I swear if The Great Gatsby were written today, and it accidentally had a typo in the first chapter, everyone would throw the book down in disgust and give it a one-star review saying how amateurish Fitzgerald’s writing was.

His career would have ended before it began over something stupid and outside his control that doesn’t affect the overall book in the slightest.

Review the book, not some petty thing you’ve blown up out of proportion because you’re too lazy to actually review the book.
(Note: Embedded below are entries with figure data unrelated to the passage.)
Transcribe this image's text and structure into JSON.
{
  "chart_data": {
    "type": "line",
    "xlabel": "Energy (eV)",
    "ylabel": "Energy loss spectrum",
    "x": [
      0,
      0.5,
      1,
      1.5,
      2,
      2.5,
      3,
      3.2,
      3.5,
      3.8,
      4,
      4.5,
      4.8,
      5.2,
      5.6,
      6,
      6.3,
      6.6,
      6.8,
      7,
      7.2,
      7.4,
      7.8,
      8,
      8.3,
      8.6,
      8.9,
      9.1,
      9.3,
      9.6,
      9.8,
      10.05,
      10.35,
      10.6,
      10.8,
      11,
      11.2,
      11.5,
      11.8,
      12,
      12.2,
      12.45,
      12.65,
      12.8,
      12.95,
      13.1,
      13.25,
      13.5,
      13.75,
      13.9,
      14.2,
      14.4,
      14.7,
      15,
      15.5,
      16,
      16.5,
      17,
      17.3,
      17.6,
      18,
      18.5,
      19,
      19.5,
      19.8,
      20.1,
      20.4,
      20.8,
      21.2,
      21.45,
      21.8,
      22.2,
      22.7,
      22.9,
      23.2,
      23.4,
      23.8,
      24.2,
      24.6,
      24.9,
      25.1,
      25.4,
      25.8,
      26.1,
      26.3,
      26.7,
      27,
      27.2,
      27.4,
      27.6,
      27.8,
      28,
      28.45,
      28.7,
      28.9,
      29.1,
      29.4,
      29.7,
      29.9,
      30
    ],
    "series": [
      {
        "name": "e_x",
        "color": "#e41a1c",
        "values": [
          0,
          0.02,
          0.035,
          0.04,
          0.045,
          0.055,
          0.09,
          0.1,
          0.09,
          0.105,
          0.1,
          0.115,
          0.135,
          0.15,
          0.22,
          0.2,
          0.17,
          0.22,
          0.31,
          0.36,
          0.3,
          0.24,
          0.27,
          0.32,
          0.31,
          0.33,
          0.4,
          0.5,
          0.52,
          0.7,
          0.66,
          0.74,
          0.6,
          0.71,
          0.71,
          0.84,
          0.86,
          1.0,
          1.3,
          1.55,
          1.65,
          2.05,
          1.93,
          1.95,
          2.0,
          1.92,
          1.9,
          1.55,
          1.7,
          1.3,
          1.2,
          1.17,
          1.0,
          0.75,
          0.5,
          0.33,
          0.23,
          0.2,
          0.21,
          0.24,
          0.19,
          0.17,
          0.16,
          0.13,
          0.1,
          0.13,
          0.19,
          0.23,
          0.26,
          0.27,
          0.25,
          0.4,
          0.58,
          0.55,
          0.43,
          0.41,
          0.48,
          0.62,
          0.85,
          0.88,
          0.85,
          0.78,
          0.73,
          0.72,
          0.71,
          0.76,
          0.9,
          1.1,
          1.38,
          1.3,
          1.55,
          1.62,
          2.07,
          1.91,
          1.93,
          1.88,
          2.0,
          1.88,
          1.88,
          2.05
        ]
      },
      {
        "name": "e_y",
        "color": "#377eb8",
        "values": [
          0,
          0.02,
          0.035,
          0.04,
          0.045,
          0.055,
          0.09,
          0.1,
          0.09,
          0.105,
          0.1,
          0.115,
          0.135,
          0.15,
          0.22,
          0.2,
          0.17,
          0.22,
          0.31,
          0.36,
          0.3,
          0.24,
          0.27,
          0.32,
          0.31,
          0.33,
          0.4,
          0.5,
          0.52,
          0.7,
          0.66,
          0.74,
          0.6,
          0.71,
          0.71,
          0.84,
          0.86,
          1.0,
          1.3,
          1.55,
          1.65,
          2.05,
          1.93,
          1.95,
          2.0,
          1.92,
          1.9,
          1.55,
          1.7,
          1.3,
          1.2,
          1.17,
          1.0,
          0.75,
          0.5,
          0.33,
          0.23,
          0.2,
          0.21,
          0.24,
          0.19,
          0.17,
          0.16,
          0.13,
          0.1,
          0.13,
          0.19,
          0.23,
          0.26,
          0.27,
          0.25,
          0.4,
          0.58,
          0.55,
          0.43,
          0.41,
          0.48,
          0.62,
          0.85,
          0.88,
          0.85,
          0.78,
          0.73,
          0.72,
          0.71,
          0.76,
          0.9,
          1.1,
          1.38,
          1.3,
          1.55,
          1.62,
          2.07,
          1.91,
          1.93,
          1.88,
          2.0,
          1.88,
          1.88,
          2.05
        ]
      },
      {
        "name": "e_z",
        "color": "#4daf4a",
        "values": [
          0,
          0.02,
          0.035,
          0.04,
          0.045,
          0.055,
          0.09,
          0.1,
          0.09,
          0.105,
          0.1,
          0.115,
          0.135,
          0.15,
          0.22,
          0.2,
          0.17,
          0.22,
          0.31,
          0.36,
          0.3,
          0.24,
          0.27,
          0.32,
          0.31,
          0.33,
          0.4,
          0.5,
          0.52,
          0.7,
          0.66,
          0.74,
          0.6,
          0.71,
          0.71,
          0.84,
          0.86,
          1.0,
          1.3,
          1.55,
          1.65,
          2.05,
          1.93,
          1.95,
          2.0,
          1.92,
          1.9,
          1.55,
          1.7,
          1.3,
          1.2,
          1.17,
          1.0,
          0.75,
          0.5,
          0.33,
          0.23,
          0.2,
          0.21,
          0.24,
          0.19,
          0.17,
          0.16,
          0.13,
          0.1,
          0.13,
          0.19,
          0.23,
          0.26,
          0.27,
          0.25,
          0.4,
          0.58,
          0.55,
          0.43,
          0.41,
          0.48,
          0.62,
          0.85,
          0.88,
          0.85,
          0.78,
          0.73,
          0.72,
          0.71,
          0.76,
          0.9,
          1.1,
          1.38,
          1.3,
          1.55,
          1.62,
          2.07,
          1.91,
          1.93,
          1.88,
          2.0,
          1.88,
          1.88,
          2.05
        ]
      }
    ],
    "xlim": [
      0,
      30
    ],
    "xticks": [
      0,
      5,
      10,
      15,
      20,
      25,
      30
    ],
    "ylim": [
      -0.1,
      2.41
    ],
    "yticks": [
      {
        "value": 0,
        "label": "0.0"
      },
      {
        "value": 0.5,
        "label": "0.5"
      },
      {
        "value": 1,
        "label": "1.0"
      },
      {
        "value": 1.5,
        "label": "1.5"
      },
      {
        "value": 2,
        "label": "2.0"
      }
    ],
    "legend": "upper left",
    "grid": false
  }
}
Typos are not related to writing quality. If you don’t understand the difference, stop reviewing books.

Final Thoughts

I’m sure there are more that I’m forgetting now. This is a good starting place for the ethics of writing Amazon reviews.

I truly believe each and every one of these is ethical in nature. You should review books honestly. You should feel free to be critical.

You are free to write and rate however you want.

But many people never think about the harm they can cause.

Reviews matter for visibility and advertising. Whenever something has an effect, there’s a chance you could do harm.

These guidelines are merely a way to examine the harm you might do to others without intending to.